Court debates whether accused soldier was a leader or a follower
May 5, 2006
BAUMHOLDER, Germany — There apparently is no honor among thieves.
As prosecution witnesses, Pfc. William L. Traver’s former friends spent the opening day of his court-martial Thursday testifying about his role in Baumholder’s crime wave during the summer of 2005.
Traver, they testified, used drugs and organized a group robbery of a taxi driver.
Traver’s defense attorney, Capt. Lisa Simon, countered that her client is a follower, and chipped away at the credibility of key prosecution witnesses Pvt. Zachary Watson and Pvt. Brett Brown, convicted principals of what became known as The Rathaus Gang.
Testimony from one prosecution witness helped the defense’s efforts. Helmut Jung, the taxi driver robbed by a group that allegedly included Traver, testified that Pvt. Samuel Bell took his wallet during the attack. That contradicted Watson and Brown, who had testified Jung’s wallet flipped into the back seat, with Traver ending up with it.
Watson, Bell and Brown are among six 1st Armored Division soldiers already convicted and sentenced in the crime wave, which culminated in a fire that destroyed part of Baumholder’s government center, or Rathaus, causing more than $1 million in damage.
Under Simon’s questioning, both Brown and Watson admitted having less than sterling characters. Asked by Simon where he would place himself on a 1-to-10 scale for truthfulness, Brown replied, “five or six.”
Both also confirmed they were testifying with immunity, and under a plea agreement that had reduced their sentences.
Traver — the seventh of at least 12 Baumholder-based soldiers to go on trial for the 2005 crime wave — is charged with conspiracy to commit robbery, robbery, wrongful use and distribution of controlled substances, and other charges, including absent without leave.
Whether Traver, of Company B, 47th Forward Support Battalion, was a leader or a reluctant follower was a major point of contention during the trial. Watson and Brown testified that Traver either planned, or was part of the planning for, a plot to rob brothel patrons in Idar-Oberstein, then to rob Jung after a slow night at the brothels failed to provide a victim.

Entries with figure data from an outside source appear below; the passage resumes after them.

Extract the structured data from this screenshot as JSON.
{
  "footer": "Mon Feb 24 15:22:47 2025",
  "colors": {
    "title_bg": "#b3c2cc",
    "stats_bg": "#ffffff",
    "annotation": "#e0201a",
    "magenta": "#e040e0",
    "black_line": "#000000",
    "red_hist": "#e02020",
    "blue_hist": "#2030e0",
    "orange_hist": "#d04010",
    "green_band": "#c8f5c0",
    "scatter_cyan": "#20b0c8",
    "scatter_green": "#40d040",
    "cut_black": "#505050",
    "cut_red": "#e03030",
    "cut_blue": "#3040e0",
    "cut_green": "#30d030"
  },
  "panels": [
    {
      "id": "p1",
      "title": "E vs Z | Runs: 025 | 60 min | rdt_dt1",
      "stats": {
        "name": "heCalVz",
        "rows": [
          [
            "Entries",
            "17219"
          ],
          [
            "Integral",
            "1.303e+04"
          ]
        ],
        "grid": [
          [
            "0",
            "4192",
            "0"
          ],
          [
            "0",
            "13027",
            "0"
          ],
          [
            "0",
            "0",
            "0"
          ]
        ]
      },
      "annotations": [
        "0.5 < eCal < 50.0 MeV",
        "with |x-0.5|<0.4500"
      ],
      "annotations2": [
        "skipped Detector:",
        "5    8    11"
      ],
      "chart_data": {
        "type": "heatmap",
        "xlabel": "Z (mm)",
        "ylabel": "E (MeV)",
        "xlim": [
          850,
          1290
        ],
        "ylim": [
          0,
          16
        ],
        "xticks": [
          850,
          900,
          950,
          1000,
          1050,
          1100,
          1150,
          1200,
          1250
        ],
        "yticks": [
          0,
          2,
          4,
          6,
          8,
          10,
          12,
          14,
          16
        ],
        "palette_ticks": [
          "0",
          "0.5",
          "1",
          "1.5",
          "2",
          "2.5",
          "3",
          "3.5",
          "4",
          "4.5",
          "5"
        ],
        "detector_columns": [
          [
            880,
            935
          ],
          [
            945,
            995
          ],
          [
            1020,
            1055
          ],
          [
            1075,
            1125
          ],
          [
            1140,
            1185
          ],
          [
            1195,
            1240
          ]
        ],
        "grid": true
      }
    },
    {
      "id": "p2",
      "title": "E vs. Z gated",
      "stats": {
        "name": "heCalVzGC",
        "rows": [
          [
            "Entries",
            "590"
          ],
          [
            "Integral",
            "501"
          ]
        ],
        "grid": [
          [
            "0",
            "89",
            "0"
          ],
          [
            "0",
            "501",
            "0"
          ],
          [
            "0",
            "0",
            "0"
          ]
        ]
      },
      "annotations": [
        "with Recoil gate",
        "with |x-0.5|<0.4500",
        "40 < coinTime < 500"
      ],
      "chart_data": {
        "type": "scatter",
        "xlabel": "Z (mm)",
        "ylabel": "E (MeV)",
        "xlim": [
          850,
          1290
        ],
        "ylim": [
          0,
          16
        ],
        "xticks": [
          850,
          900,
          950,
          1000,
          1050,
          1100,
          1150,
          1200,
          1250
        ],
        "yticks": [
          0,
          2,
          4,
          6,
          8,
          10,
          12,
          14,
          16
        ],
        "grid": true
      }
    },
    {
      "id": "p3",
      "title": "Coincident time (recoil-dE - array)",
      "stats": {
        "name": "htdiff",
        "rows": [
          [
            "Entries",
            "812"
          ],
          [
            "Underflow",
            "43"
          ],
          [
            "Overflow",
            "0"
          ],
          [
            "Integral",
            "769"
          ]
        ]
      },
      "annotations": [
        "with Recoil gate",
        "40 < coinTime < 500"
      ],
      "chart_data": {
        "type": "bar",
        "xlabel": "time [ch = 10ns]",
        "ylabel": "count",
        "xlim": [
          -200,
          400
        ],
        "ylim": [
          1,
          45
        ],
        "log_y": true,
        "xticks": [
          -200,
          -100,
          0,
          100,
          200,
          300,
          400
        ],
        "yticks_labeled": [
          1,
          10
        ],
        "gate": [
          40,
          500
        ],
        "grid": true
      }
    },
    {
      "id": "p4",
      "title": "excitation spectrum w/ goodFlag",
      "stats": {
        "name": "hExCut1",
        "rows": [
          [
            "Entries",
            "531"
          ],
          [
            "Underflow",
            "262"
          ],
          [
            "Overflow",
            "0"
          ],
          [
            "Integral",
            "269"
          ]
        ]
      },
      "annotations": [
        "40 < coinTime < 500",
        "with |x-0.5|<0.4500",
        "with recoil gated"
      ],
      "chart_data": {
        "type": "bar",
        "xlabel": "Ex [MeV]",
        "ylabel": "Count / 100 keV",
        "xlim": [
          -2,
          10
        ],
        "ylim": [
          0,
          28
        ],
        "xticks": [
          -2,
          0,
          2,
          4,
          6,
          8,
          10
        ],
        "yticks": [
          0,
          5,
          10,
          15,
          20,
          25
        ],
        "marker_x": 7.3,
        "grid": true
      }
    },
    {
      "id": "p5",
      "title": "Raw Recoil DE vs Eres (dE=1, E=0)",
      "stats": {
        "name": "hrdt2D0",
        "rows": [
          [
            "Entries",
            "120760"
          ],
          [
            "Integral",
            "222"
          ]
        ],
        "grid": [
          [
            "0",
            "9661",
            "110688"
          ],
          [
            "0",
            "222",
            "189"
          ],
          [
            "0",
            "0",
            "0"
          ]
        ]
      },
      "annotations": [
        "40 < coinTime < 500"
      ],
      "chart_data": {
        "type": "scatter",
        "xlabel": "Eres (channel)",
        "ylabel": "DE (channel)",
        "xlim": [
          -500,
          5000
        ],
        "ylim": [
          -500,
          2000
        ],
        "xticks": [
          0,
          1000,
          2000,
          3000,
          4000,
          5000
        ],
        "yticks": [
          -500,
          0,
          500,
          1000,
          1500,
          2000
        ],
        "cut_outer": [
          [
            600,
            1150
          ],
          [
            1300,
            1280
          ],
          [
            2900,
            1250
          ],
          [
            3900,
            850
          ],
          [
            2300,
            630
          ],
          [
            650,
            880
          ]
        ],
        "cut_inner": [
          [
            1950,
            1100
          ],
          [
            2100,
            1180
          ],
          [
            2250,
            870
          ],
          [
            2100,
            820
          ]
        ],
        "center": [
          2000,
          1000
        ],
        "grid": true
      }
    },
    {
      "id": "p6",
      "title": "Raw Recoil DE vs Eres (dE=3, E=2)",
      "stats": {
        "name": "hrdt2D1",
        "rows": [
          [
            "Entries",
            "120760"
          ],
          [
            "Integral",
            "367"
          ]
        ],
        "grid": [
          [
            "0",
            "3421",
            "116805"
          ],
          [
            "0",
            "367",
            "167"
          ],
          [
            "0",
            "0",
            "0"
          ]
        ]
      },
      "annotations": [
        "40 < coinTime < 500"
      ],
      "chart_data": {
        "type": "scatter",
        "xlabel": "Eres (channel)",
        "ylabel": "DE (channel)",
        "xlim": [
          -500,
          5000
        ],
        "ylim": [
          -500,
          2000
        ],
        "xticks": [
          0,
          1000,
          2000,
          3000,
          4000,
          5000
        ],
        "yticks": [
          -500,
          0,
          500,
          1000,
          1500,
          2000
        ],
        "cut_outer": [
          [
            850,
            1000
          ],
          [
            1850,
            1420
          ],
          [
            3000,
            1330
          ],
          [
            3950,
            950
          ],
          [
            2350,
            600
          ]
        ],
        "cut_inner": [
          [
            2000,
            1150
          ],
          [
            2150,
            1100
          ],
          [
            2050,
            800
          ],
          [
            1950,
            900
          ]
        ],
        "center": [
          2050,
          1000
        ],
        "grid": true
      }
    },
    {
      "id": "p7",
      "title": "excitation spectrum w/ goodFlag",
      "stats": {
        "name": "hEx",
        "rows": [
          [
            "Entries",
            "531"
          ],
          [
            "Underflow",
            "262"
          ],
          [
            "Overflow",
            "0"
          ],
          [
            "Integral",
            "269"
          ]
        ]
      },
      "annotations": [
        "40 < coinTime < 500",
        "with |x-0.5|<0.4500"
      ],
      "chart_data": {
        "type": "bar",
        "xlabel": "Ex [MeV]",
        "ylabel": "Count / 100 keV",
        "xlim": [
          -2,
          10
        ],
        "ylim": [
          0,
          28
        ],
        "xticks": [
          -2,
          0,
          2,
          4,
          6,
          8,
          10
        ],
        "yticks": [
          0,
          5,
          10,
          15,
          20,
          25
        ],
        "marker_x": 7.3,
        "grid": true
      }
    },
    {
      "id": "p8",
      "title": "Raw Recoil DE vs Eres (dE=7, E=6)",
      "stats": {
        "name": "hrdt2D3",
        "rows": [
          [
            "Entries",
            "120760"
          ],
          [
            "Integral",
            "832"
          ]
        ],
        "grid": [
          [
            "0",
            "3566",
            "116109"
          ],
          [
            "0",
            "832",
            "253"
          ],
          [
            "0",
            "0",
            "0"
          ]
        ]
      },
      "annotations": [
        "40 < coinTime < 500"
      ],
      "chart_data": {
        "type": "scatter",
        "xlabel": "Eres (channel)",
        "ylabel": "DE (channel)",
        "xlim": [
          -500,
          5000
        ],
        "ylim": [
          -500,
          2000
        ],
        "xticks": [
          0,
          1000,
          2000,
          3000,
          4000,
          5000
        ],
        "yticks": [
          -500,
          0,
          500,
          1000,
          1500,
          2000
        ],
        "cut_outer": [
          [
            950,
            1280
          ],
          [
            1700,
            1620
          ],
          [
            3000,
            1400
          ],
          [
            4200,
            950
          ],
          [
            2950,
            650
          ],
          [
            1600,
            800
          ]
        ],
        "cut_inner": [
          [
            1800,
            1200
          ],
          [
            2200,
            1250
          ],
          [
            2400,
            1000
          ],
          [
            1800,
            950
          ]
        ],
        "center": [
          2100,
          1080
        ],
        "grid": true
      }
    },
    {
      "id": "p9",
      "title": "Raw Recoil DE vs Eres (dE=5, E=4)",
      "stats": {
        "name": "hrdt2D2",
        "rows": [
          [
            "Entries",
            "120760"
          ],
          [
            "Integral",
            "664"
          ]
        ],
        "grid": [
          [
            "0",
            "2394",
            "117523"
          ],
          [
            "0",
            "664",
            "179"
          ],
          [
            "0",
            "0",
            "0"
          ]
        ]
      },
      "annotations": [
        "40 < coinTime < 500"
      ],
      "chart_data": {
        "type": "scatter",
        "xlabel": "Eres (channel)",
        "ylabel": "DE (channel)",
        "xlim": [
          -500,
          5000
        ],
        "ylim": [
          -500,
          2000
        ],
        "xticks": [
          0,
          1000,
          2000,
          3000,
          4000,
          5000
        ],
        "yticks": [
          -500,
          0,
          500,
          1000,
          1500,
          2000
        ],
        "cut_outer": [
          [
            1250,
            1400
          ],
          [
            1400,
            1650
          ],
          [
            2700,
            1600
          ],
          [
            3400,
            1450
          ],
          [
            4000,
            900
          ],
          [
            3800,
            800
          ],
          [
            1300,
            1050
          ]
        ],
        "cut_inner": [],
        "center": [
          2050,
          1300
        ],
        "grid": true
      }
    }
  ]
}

Under questioning by Simon, Watson admitted that he considered Traver “a moron.” Later, responding to a question from the panel of four enlisted and two officers, Watson called Traver “the textbook definition [of a moron] … someone who has to be led by someone else.”
Simon also zeroed in on testimony from Brown that Traver was the odd man out in a friendship that included Watson, Bell and Brown. The inference was, Watson and Brown exaggerated Traver’s role in the robbery, the most serious charge he faces. But, again in response to a panel member’s question, Watson confirmed that no one, including Traver, tried to stop the robbery.
On Wednesday, Traver pleaded guilty to using marijuana and Ecstasy.
He also tried to plead guilty to a charge of being incapacitated for duty after he missed a sergeant’s formation by oversleeping after a night of drinking, but Judge (Col.) James Pohl ruled he would not accept the plea after quizzing Traver and prosecuting attorneys.